O consumo de alimentos orgânicos, que não levam nenhum tipo de
agrotóxico em seu cultivo, é uma alternativa para se proteger dos agrotóxicos.
Porém, ela ainda é pouco acessível à maioria da
população. Em média 30% mais caros, esses alimentos não estão
disponíveis em todos os lugares. O produtor Rodrigo Valdetaro Bittencourt
explica que o maior obstáculo para o cultivo desses alimentos livres de
agrotóxicos é encontrar mão de obra. "Não é preciso nenhum maquinário ou
acessórios caros, mas é preciso ter gente para mexer na terra", diz. Ele
cultiva verduras e legumes em seu sítio em Juquitiba, na Grande São Paulo, com
o irmão e a mãe. Segundo ele, vale a pena gastar um pouco mais para comprar
esses alimentos, principalmente pelos ganhos em saúde. "O que você gasta a
mais com os orgânicos, você vai economizar na farmácia em remédios", diz.
Para ele, porém, a popularização desses alimentos e a acessibilidade ainda
levarão uns 20 anos de briga para se equiparar aos produtos produzidos hoje com
agrotóxico.
Bittencourt
vende seus alimentos ao lado de outras três barracas no Largo da Batata, zona
oeste da cidade, às quartas-feiras. Para participar desse tipo de feira, é
preciso se inscrever junto à Prefeitura e apresentar todas as documentações
necessárias que comprovem a origem do produto. Segundo Bittencourt, há uma fiscalização,
que esporadicamente aparece nas feiras para se certificar que os produtos de
fato são orgânicos.
No mês passado, o prefeito de São Paulo Fernando Haddad (PT) sancionou uma
lei que obriga o uso de produtos orgânicos ou de base agroecológica nas
merendas das escolas municipais.

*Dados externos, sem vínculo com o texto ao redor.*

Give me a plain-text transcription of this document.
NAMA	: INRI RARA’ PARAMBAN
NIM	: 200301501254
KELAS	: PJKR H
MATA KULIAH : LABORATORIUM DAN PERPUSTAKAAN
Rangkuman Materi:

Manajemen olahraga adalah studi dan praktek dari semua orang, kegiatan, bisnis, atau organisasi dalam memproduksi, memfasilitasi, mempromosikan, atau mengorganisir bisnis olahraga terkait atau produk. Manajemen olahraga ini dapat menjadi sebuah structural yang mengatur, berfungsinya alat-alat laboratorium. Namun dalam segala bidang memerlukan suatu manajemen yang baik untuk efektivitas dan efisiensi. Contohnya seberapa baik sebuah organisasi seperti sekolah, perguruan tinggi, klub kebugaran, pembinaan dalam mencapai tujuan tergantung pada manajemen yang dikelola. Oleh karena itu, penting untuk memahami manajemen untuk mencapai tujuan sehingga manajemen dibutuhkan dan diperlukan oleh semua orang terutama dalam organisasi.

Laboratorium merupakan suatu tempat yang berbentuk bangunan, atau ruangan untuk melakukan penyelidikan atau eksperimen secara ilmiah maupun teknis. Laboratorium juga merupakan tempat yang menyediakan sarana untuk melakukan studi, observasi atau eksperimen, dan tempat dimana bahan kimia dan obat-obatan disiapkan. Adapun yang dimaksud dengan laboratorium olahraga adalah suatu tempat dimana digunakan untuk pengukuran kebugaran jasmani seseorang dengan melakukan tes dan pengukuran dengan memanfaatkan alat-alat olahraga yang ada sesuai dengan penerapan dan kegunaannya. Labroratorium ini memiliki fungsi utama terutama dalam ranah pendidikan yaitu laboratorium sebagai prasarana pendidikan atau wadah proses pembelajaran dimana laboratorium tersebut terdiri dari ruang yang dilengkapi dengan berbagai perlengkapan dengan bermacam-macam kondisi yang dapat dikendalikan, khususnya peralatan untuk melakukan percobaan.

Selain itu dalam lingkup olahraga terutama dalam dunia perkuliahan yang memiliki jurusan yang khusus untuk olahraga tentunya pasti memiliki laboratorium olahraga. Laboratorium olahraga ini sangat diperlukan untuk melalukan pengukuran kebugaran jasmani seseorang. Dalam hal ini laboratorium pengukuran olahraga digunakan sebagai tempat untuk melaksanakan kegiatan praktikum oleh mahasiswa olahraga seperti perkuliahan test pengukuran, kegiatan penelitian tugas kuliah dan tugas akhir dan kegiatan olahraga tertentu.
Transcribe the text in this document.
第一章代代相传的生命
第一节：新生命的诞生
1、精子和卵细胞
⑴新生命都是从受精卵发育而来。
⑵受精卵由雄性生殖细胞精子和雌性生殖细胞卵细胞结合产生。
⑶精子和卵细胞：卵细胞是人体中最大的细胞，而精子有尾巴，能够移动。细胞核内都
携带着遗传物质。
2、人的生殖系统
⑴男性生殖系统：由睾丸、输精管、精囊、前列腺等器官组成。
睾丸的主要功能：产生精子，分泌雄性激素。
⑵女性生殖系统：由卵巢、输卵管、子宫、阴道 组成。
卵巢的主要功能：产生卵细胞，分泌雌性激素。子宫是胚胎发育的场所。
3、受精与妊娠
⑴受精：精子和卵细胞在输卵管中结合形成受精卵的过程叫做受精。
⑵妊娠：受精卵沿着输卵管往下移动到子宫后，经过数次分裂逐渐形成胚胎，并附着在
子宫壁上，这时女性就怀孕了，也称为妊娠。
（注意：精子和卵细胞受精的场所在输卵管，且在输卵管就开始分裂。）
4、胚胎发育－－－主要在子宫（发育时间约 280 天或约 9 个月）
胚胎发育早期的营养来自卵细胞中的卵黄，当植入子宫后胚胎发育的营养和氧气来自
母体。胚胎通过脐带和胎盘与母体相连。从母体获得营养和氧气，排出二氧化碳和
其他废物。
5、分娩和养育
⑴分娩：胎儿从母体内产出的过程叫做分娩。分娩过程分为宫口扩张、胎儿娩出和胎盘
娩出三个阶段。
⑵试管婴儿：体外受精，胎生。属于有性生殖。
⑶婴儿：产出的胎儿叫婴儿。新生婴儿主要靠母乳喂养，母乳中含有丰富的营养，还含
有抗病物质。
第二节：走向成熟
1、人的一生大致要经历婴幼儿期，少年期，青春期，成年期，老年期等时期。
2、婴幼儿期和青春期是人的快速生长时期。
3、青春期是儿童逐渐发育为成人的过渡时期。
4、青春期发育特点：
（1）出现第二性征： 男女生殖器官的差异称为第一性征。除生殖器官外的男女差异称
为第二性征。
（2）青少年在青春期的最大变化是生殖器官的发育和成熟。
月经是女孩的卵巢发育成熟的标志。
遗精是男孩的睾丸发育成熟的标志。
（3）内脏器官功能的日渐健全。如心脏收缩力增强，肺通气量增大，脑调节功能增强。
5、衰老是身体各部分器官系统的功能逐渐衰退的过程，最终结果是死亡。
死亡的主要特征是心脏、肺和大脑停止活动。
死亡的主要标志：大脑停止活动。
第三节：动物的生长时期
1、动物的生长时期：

A nova norma, porém, não tem prazo para ser
implementada e nem determina o percentual que esses alimentos devem obedecer.
Segundo um
levantamento da Anvisa, o pimentão é a hortaliça mais contaminada por
agrotóxicos (segundo a Agência, 92% pimentões estudados estavam contaminados),
seguido do morango (63%), pepino (57%), alface (54%), cenoura (49%), abacaxi
(32%), beterraba (32%) e mamão (30%).
Há diversos estudos que apontam que
alguma substâncias estão presentes, inclusive, no leite materno.
Em nota, a
Anvisa afirmou que aguarda a publicação oficial do estudo realizado pela OMS,
Inca e IARC para "determinar a ordem prioritária de análise dos agrotóxicos
que demandarem a reavaliação".
OS ALIMENTOS MAIS CONTAMINADOS PELOS AGROTÓXICOS
Em 2010, o mercado brasileiro de agrotóxicos movimentou 7,3 bilhões de dólares e representou 19% do mercado global. Soja, milho, algodão e cana-de-açúcar representam 80% do total de vendas nesse setor.
Segundo a Associação Brasileira de Saúde Coletiva (Abrasco), essa é a lista da agricultura que mais consome agrotóxicos:
- Soja ......................................(40%)
- Milho ....................................(15%)
- Cana-de-açúcar e algodão .(10% cada)
- Cítricos ................................(7%)
- Café, trigo e arroz............... (3 cada%)
- Feijão ...................................(2%)
- Batata ..................................(1%)
- Tomate ................................(1%)
- Maçã ....................................(0,5%)
- Banana ................................(0,2%)
As demais culturas consumiram 3,3% do total de 852,8 milhões de litros de agrotóxicos pulverizados nas lavouras brasileiras em 2011.